• (bkz: 8mm)
    (bkz: 16mm)
    (bkz: 35mm)
    (bkz: 70mm) 65mm + ses kaydedilen bölüm
    (bkz: imax)
  • film şeridi.
    artık yavaş yavaş dijitalleşmeye birlikte ortadan kalma noktasına gelmiştir.
  • şu anda çok az bir yönetmen tarafından kullanılan film çekme formu diyebiliriz kabaca. 2000'den sonra başlayan dijitalleşme ile çoğu firma dijital film alanına yönelmiş ve analog film üretimini bir süre sonra durdurulmuştur . peki bu durum sinemanın neresine düşmektedir. analog çekilmiş bir film izleyince "daha nostaljik" diye düşünmekteyiz lakin bu konu sinemanın tam göbeğibe düşmektedir. bir amerikanlı "film göstermek, film çekme gibidir." diyor. film aslında gösterimi ile varolur. gösterilen ve temaşa edilen şey kolektif bir izlence olması dışında o anlık ve sinemanın doğasına uygun olarak "şimdi" de olan bir "deneyimleme" dir. bu aslında film-yapım'ın sadece post sürecinden sonra biten bir şey olmadığını gösteren bir durum. sinemada gren aşığı olmak gibi basit bir nedenden söylemiyoruz bunu. sinema eğer sinema salonundaki kolektif bir deneyim ise "gösterim" işi burada ayrı bir önem teşkil eder.

    sinemadaki dijitalleşme ile birlikte artık bu sinemanın "sıfır noktası" diyebileceğimiz alan çağımızın getirdiği "kolaycılık" uğruna zülfü yari incitmiş, harap edilmiştir. peki bu dijitalleşme nemenem bir şeyki sinemaya bir saldırı olarak kabul ediyoruz bunu. dijitalleşme her alanda başlayan bir dönüşüm aslında. varolan bir şeyi sopa(!) ile bir hizaya sokma. bir indirgeme hali. bu bir yanı ile bauman'ın "bahçeciliği" ile alakalı bir durum. kendinden olmayanı bir şekilde ya yok etmek ya da kendine dönüştürmek. film aslında kendi varoluşu ile bir nesne iken dijital film onu bir tür indirgemesidir. deleuze buna "eksiltme" diyor. bu durum müziği elektronik bir ortamda yapmak ile salt kendi ortamında yapmaya benzer. müzik yaparken o ortamda bulunan bir insan bir gitarın sesini bütün ses aralıkları ile duyarken onu bir hoparlör ile dinleyen insan o kodlar arasında kendine sunulan bir indirgeme ile dinler. pelikül bir film kendi başına bir nesnedir. dijitalleşme onun bir indirgemesidir.

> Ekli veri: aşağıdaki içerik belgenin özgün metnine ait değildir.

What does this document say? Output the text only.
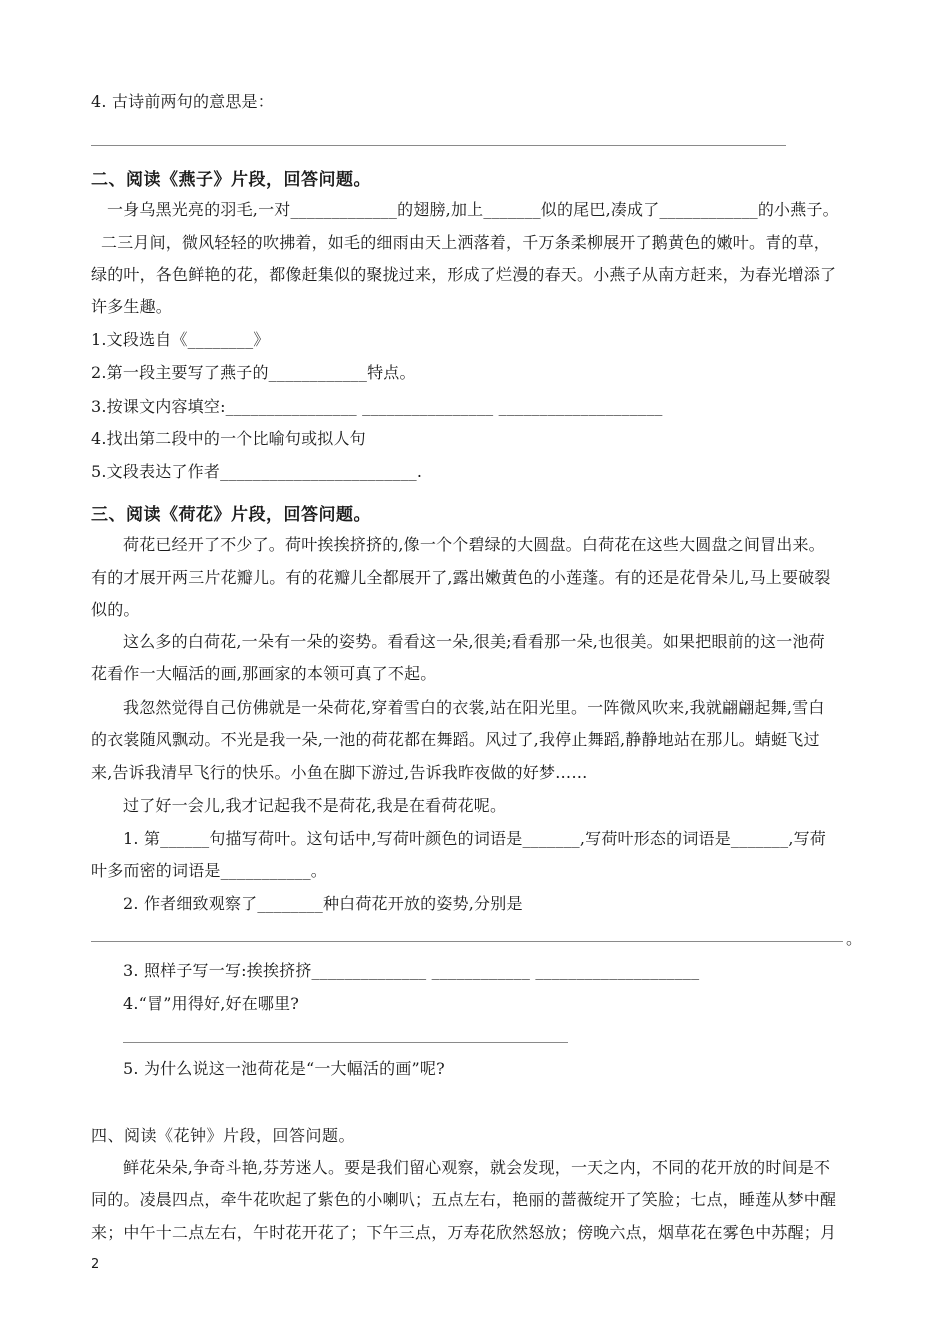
4. 古诗前两句的意思是：
二、阅读《燕子》片段，回答问题。
一身乌黑光亮的羽毛,一对_____________的翅膀,加上_______似的尾巴,凑成了____________的小燕子。
二三月间，微风轻轻的吹拂着，如毛的细雨由天上洒落着，千万条柔柳展开了鹅黄色的嫩叶。青的草，
绿的叶，各色鲜艳的花，都像赶集似的聚拢过来，形成了烂漫的春天。小燕子从南方赶来，为春光增添了
许多生趣。
1.文段选自《________》
2.第一段主要写了燕子的____________特点。
3.按课文内容填空:________________ ________________ ____________________
4.找出第二段中的一个比喻句或拟人句
5.文段表达了作者________________________.
三、阅读《荷花》片段，回答问题。
荷花已经开了不少了。荷叶挨挨挤挤的,像一个个碧绿的大圆盘。白荷花在这些大圆盘之间冒出来。
有的才展开两三片花瓣儿。有的花瓣儿全都展开了,露出嫩黄色的小莲蓬。有的还是花骨朵儿,马上要破裂
似的。
这么多的白荷花,一朵有一朵的姿势。看看这一朵,很美;看看那一朵,也很美。如果把眼前的这一池荷
花看作一大幅活的画,那画家的本领可真了不起。
我忽然觉得自己仿佛就是一朵荷花,穿着雪白的衣裳,站在阳光里。一阵微风吹来,我就翩翩起舞,雪白
的衣裳随风飘动。不光是我一朵,一池的荷花都在舞蹈。风过了,我停止舞蹈,静静地站在那儿。蜻蜓飞过
来,告诉我清早飞行的快乐。小鱼在脚下游过,告诉我昨夜做的好梦……
过了好一会儿,我才记起我不是荷花,我是在看荷花呢。
1. 第______句描写荷叶。这句话中,写荷叶颜色的词语是_______,写荷叶形态的词语是_______,写荷
叶多而密的词语是___________。
2. 作者细致观察了________种白荷花开放的姿势,分别是
。
3. 照样子写一写:挨挨挤挤______________ ____________ ____________________
4.“冒”用得好,好在哪里?
5. 为什么说这一池荷花是“一大幅活的画”呢?
四、阅读《花钟》片段，回答问题。
鲜花朵朵,争奇斗艳,芬芳迷人。要是我们留心观察，就会发现，一天之内，不同的花开放的时间是不
同的。凌晨四点，牵牛花吹起了紫色的小喇叭；五点左右，艳丽的蔷薇绽开了笑脸；七点，睡莲从梦中醒
来；中午十二点左右，午时花开花了；下午三点，万寿花欣然怒放；傍晚六点，烟草花在雾色中苏醒；月
2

    zamanında bir bela tarr retrospektifi olmuştu ve londra'daki adam filmini 35 mm izleme imkanı bulmuştum. o hali hala hatırlamaktayım. işte sinema bir deneyim olarak bu.
  • bundan güzel köpek adı olurmuş
  • günümüzde artık quentin tarantino ve christopher nolan gibi baba yönetmenlerin kullandığı ve bu şekilde yok olmasını engelledikleri analog filmler.

    tarantino, bu durumu bizzat şöyle açıklamış:

    “ı’m very hopeful that future generations will be much smarter than this generation and realize what they lost.”

    gerçekten de durum bu. keşke yönetmenler biraz uğraşıp pelikül kullansalar da yıllar sonra eserlerini uhd izleyebilsek. kurtlar vadisi'nin 16:9 ve 4k izlenebildiği bir dünya düşünün*
  • ahmet uluçay'ın kedisinin adı.
    ulus baker'in kedisinin adı da psinoza idi.
    güzel adamlardı, erkenden gittiler.